The pure oval of the face, its vague eyes and lips, and the cool tones of the painting, suggest a detached, abstract conception of the model. Yet it appears to us a very human portrait, sensitive to the passive and frail in this feminine nature - traits conveyed by delicate means. In the light key, with the almost shadowless face against a light ground, in the exquisite relation of the warm and cool tints of the face to the greyer wall, the painting is Impressionist in spirit. In the Impressionist portraits the inner life of the woman is often overlooked for the sake of an outward charm that requires an open smiling face and features like blossoms. In retaining from this art the softness of the features and the beauty of the skin, Cezanne has produced a tender image of ascetic feeling. It is as if he transferred to his wife his own repression and shyness. Characteristic is the pathetic inclination of the head, an axis of weakness, submission, and self-concern, such as we find in old images of praying and penitent saints - an expression which is completed by the extreme closure of the body, with the high striped dress and the loosened hair falling to the shoulders. The remarkable egg shape of the head is no simple reduction of a more complex form, but a subtle line expressive of the object, an approach to the perfection of a refined, withdrawn nature. This beautiful contour of the face corresponds to the eggshell delicacy of the flesh tones it encloses.

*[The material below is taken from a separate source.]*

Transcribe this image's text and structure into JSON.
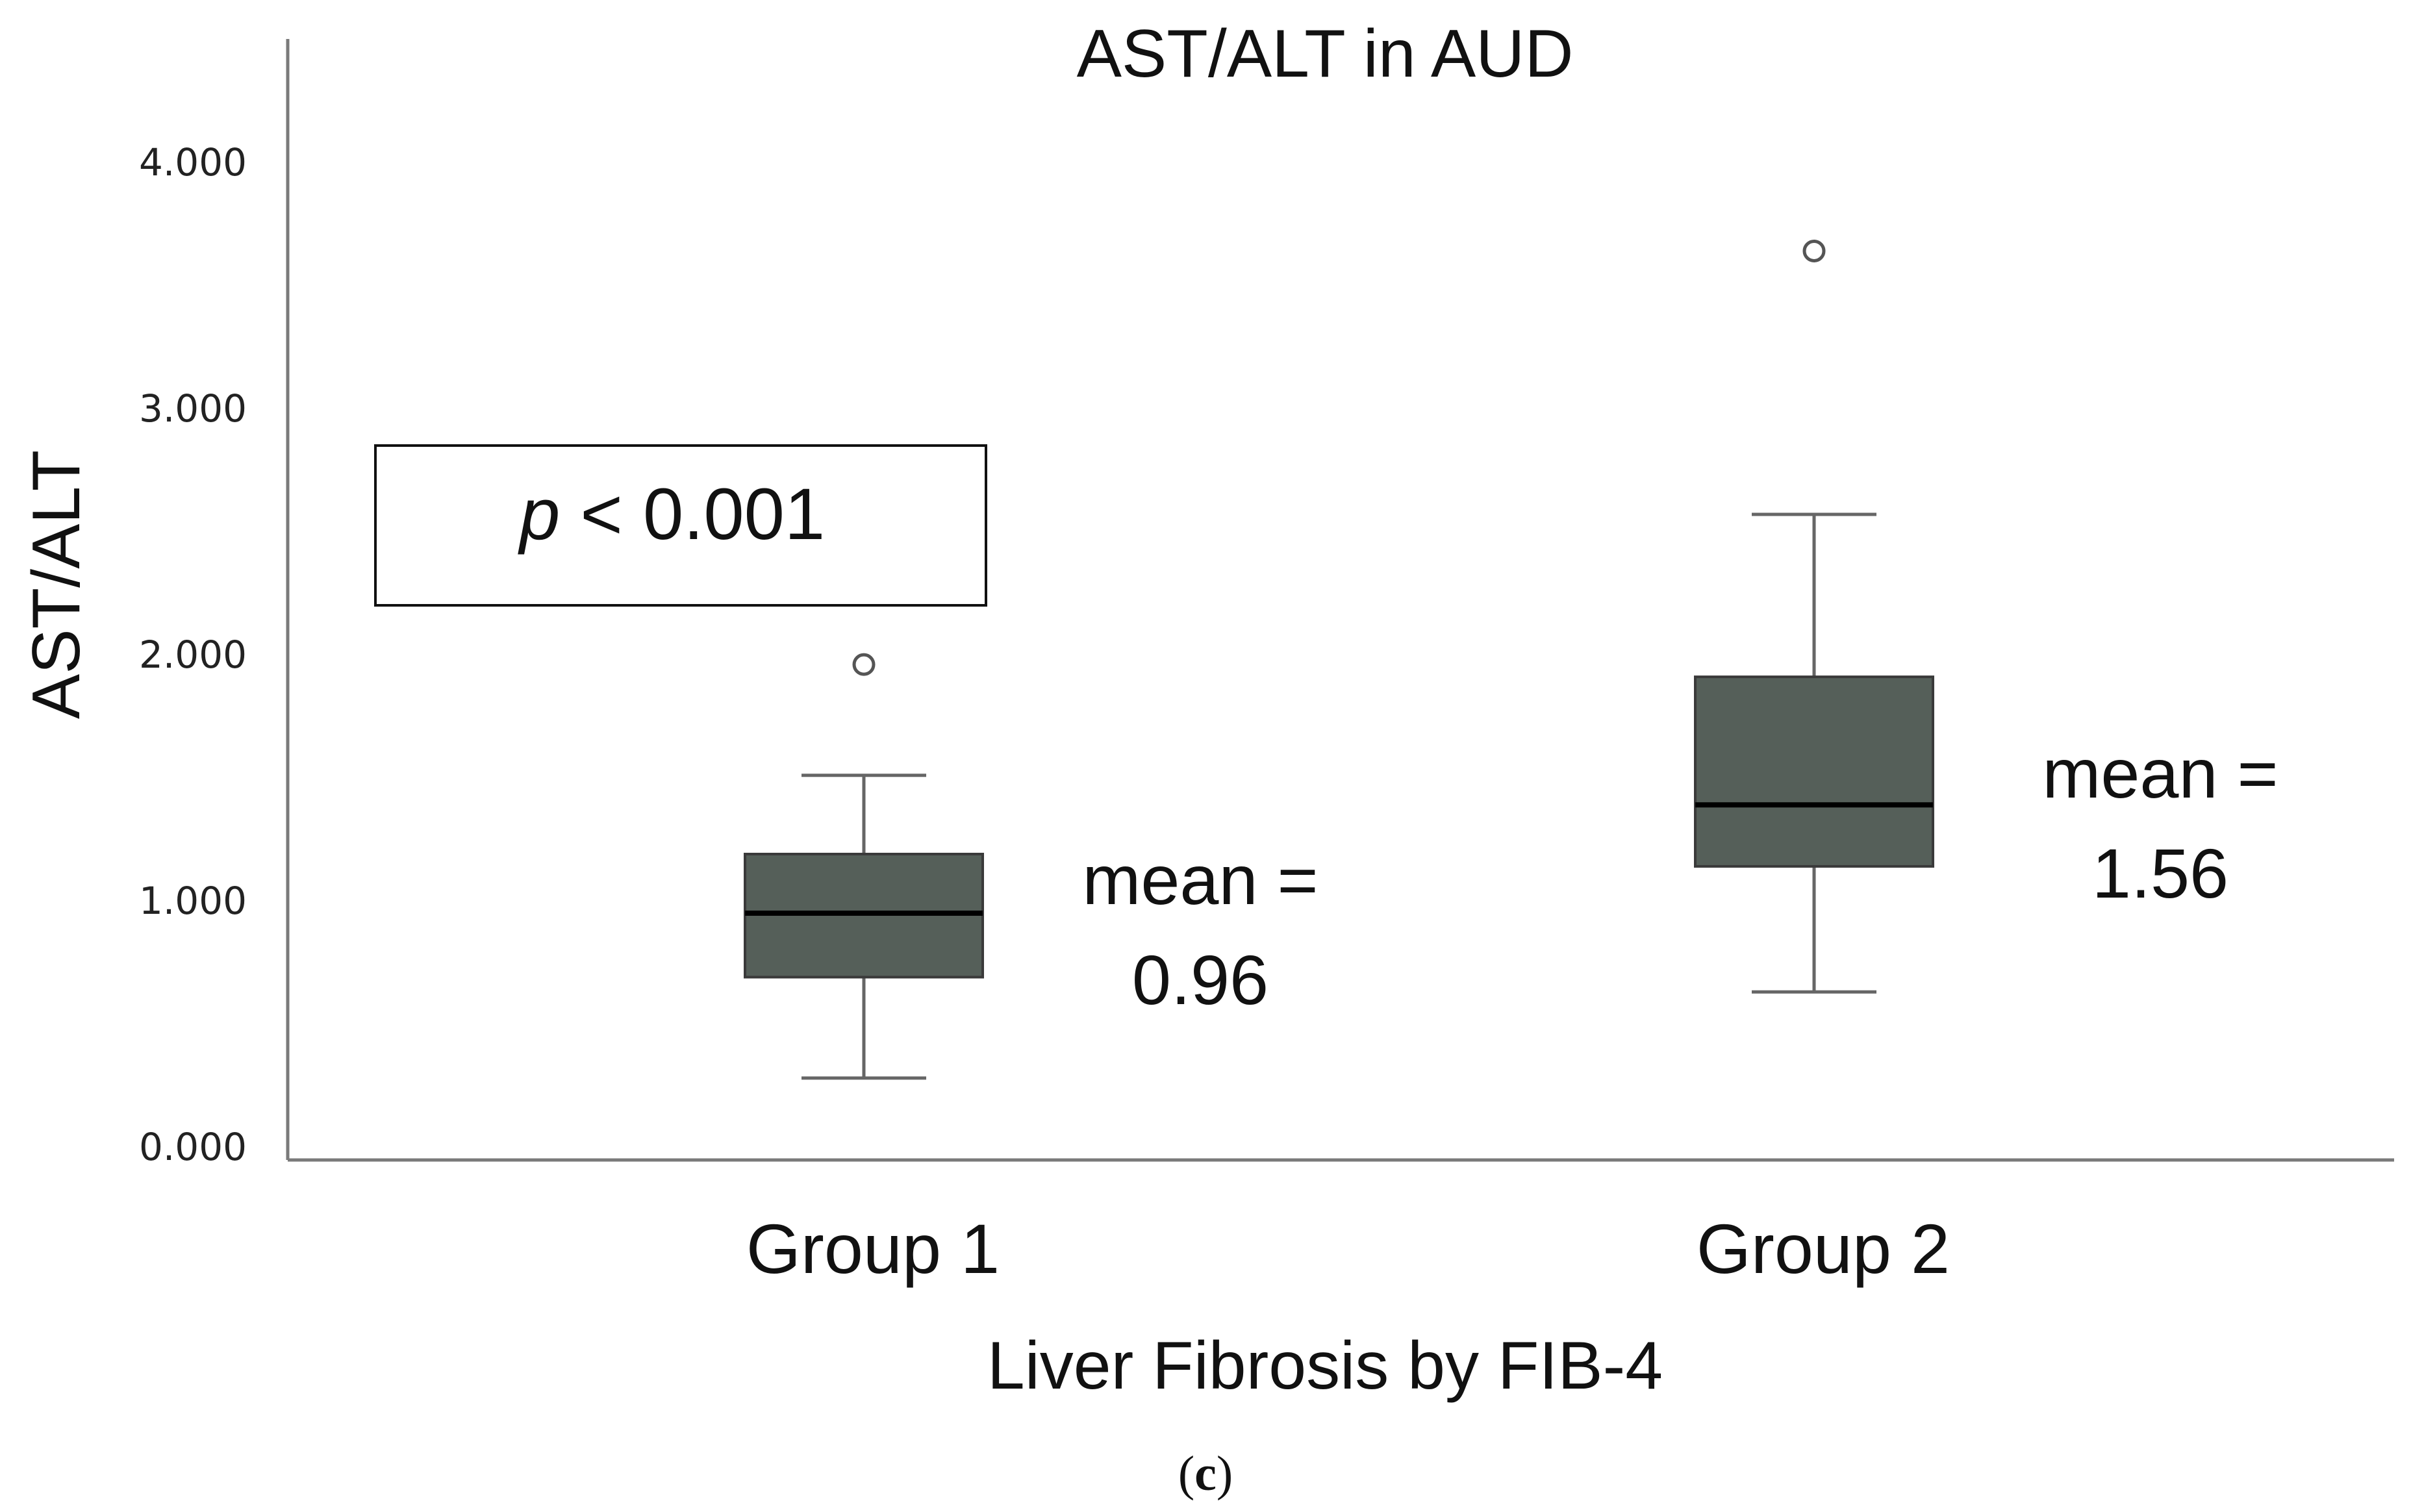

In the creation of this portrait, the added forms that assure the unity of the painting are also expressive parts of the image of Madame Cezanne. The important spot over the head, irregular on one side, straight on the other, like the stripes of the dress, belongs more to her than to the wall; in balancing the head, this vertical form also helps to measure its tilt and the waviness of the hair and costume. On the right shoulder at the sleeve, the odd little puff continues the movement of the hair and accents the inclination of the head. The bands of the dress contribute a soft, wavering current of feeling channeled to the head and prolonged in the silhouette of the hair.

This expressive use of posture, costume, and background recalls the devices in pictures of religious personalities in late mediaeval art, when portrait painting was just beginning to emerge.